Jakarta, isuenasional.com – Menjelang perayaan Natal 2025, Kementerian Agraria dan Tata Ruang/Badan Pertanahan Nasional (ATR/BPN) menyerahkan 14 sertipikat tanah untuk rumah ibadah dan yayasan Kristiani kepada delapan penerima dalam Perayaan Natal ATR/BPN yang digelar di Aula Prona, Jakarta. Penyerahan dilakukan langsung oleh Menteri ATR/Kepala BPN, Nusron Wahid, sebagai bentuk dukungan negara terhadap kepastian hukum aset rumah ibadah.
Salah satu penerima sertipikat, Pendeta Maruli Sinaga dari Gereja Kristen Protestan Simalungun menyampaikan apresiasi atas kemudahan dan kecepatan layanan sertipikasi tanah yang diberikan ATR/BPN. Ia menilai proses pengurusan berjalan lancar dan tidak memakan waktu lama, sehingga memberikan rasa aman bagi jemaat dalam merencanakan pembangunan gereja.
Pendeta Maruli menjelaskan, sebelum memiliki lahan sendiri, jemaat GKPS beribadah di sebuah ruko. Setelah berhasil membeli sebidang tanah, pihak gereja segera mengurus sertipikasi agar pembangunan rumah ibadah dapat dilakukan secara tertib dan memiliki kepastian hukum. Menurutnya, sertipikat tersebut menjadi fondasi penting bagi keberlangsungan aktivitas keagamaan dan sosial jemaat.

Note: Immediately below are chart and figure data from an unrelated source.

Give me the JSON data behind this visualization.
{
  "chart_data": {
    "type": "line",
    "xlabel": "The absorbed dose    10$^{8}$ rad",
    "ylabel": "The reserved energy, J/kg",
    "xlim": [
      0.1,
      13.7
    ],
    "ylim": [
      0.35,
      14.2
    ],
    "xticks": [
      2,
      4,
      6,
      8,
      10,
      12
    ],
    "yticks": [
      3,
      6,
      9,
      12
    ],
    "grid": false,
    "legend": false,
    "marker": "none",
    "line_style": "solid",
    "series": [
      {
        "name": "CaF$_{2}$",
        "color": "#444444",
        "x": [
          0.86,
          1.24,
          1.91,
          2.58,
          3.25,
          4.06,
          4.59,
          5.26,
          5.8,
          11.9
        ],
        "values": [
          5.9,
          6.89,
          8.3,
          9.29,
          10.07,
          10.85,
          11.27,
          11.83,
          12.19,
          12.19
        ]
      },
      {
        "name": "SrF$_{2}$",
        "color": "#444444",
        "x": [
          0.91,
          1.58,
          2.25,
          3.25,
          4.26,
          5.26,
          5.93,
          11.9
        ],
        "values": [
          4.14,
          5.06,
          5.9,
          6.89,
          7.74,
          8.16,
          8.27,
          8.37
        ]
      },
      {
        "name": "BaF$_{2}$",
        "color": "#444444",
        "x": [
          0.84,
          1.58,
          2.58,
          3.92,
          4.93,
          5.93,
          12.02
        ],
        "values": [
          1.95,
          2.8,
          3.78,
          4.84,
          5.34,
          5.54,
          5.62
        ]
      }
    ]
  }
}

Apresiasi serupa disampaikan Pendeta Andreas Philipus dari Gereja Kristus Kota Bogor yang menerima sertipikat atas rumah pendeta. Ia berharap pelayanan ATR/BPN ke depan terus ditingkatkan dan semakin memberikan manfaat nyata bagi masyarakat lintas golongan. Ia juga menilai pesan inklusivitas dan kemanusiaan yang disampaikan Menteri ATR/Kepala BPN dalam Perayaan Natal menjadi semangat penting dalam pelayanan publik.
Pendeta Andreas menambahkan bahwa pelayanan pertanahan yang diberikan Kantor BPN Kota Bogor berjalan sangat baik dan membantu, terutama dalam pengurusan tanah untuk rumah ibadah. Ia menyebut dukungan tersebut sangat berarti bagi gereja dan jemaat dalam menjalankan kegiatan pelayanan keagamaan.
Dengan diterbitkannya sertipikat tanah rumah ibadah, para pendeta dan jemaat kini memiliki kepastian hukum untuk memanfaatkan lahan secara optimal. Selain mendukung kelancaran pembangunan rumah ibadah, sertipikasi ini juga diharapkan memperkuat peran gereja dalam pelayanan sosial dan membangun harmoni kehidupan beragama di tengah masyarakat.